Alain Minc condamné pour 47 plagiats dans "L'homme aux deux visages"

Par @Culturebox
Mis à jour le 02/07/2013 à 16H11, publié le 21/06/2013 à 10H00
Alain Minc, accusé de plagiat par l'essayiste Pascale Froment "L'homme aux deux visages" 

Alain Minc, accusé de plagiat par l'essayiste Pascale Froment "L'homme aux deux visages" 

Le tribunal de grande instance de Paris vient de rendre sa décision après avoir comparé de près les deux livres: il a condamné Alain Minc, ce 2 juillet, pour 47 passages contrefaits. Les débats avaient été vifs devant la justice le 20 juin dernier entre la défense de l'auteure d'une biographie de René Bousquet qui estime avoir été pillée, et celle de l'essayiste.

Pascale Froment, dont le "René Bousquet" (Ed. Stock, 1994, réédité en 2001) consacré à l'ancien fonctionnaire de Vichy fait référence, avait attaqué en référé (procédure d'urgence) Alain Minc, qu'elle accusait de contrefaçon, et son éditeur Grasset. Elle demandait l'interdiction de la diffusion de "L'homme aux deux visages. Jean Moulin, René Bousquet, itinéraires croisés" (2013) et 100.000 euros de dommages et intérêts.

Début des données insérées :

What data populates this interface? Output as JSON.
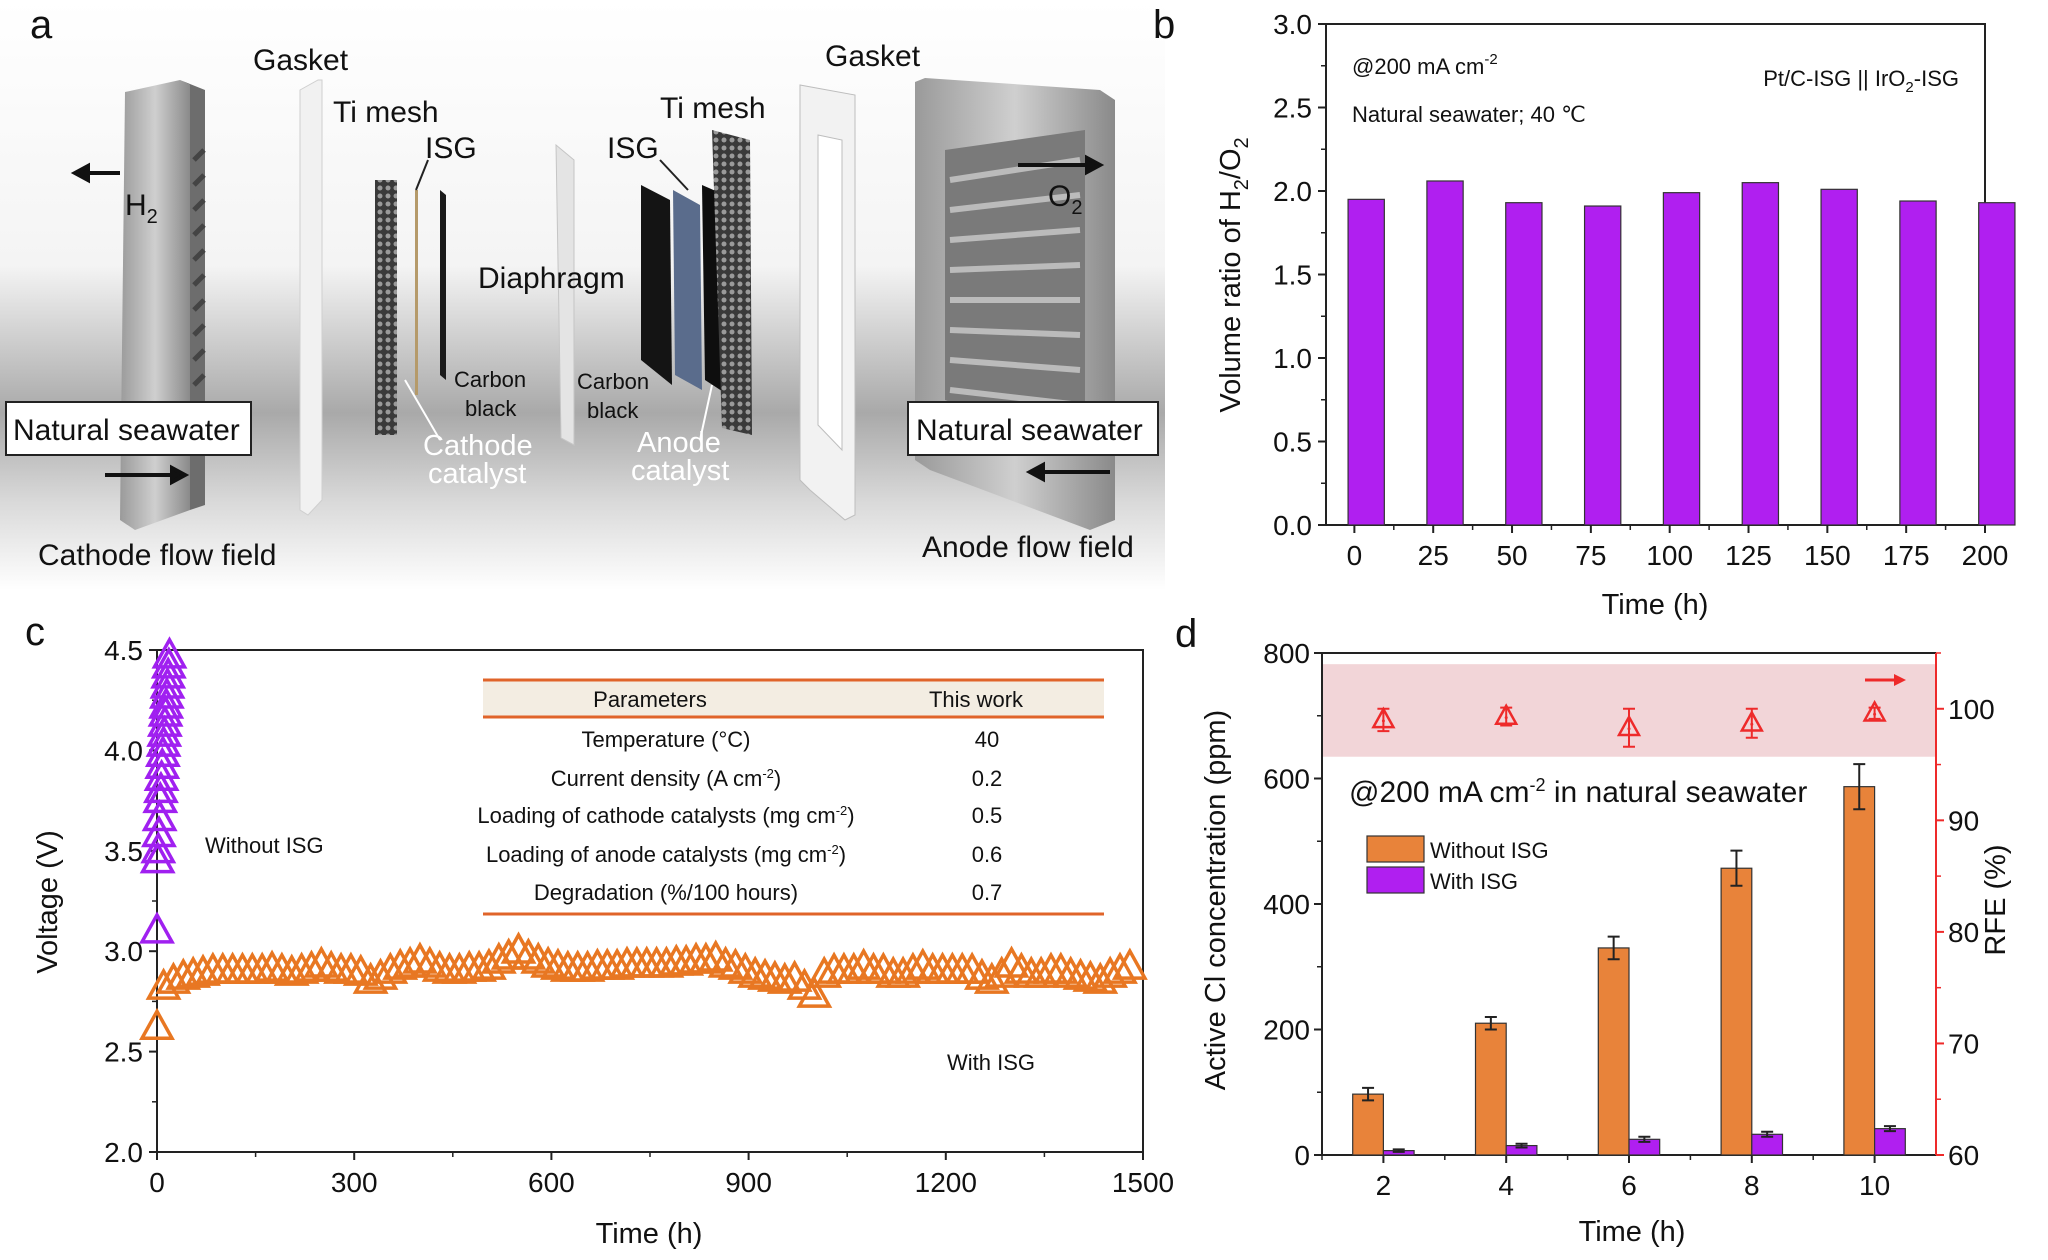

Pascale Froment a consacré "trois ans de sa vie" à son ouvrage, dans lequel elle cite de nombreux entretiens inédits comme ceux que lui avait accordés François Mitterrand, avait plaidé son avocat Me Alain Levy devant le tribunal de grande instance de Paris. Elle n'a pas effectué un simple travail de compilation, mais met en perspective, avait  plaidé l'avocat, qui avait recensé 308 emprunts reprochés à Alain Minc dans son livre (Ed. Grasset, 2013).

"A aucun moment" celui-ci ne se réfère au travail de Pascale Froment, hormis dans la bibliographie, avait-il dénoncé, soulignant que l'essayiste avait même reproduit une erreur de sa cliente dans une citation de Pierre Laval dans son livre. "C'était bien qu'il le lise, mais pas qu'il le pille", avait estimé Me Levy, qui comptabilise que sur les 834 lignes consacrées par Alain Minc à René Bousquet, 556, marquées au surligneur fluorescent, sont issues d'emprunts au travail de sa cliente.

"Une réflexion philosophique qui se nourrit de l'histoire"

"On colorie allègrement mais on ne démontre strictement rien", lui avait rétorqué Me Josée-Anne Benazeraf, l'avocate d'Alain Minc, estimant que parmi les "308 emprunts invoqués", "pas un seul exemple" n'avait été cité par son contradicteur dans sa plaidoirie. Selon elle, dans les 50 pages de conclusions de son confrère, "il n'y a que du volume, que de la masse, mais il n'y a rien de consistant". Le livre de son client est "une réflexion philosophique", dont l'auteur "se nourrit d'histoire, mais les informations historiques viennent au soutien d'une démonstration".

"C'est une escroquerie que de parler de paraphrase, il est ici question de faits. On ne paraphrase pas des faits, des faits sont des faits", avait-elle argué. "Les faits ce n'est pas protégeable", avait renchéri pour les éditions Grasset Me Dominique de Leusse, qui avait plaidé le rejet des demandes de Pascale Froment "insignifiantes par leur outrance".

Alain Minc l’ancien a désormais dix jours pour insérer au début de son essai un encart résumant la décision de justice. Il doit en outre verser à Pascale Froment 5000 euros de dommages et intérêts, au titre du droit moral, auxquels s’ajoutent 6000 euros pour les frais.

Auteur de "Spinoza, un roman juif", Alain Minc avait  été condamné en 2001 à verser 15.244 euros de dommages et intérêts à un professeur bordelais, Patrick Rödel, pour contrefaçon de sa biographie "Spinoza, le masque de la sagesse".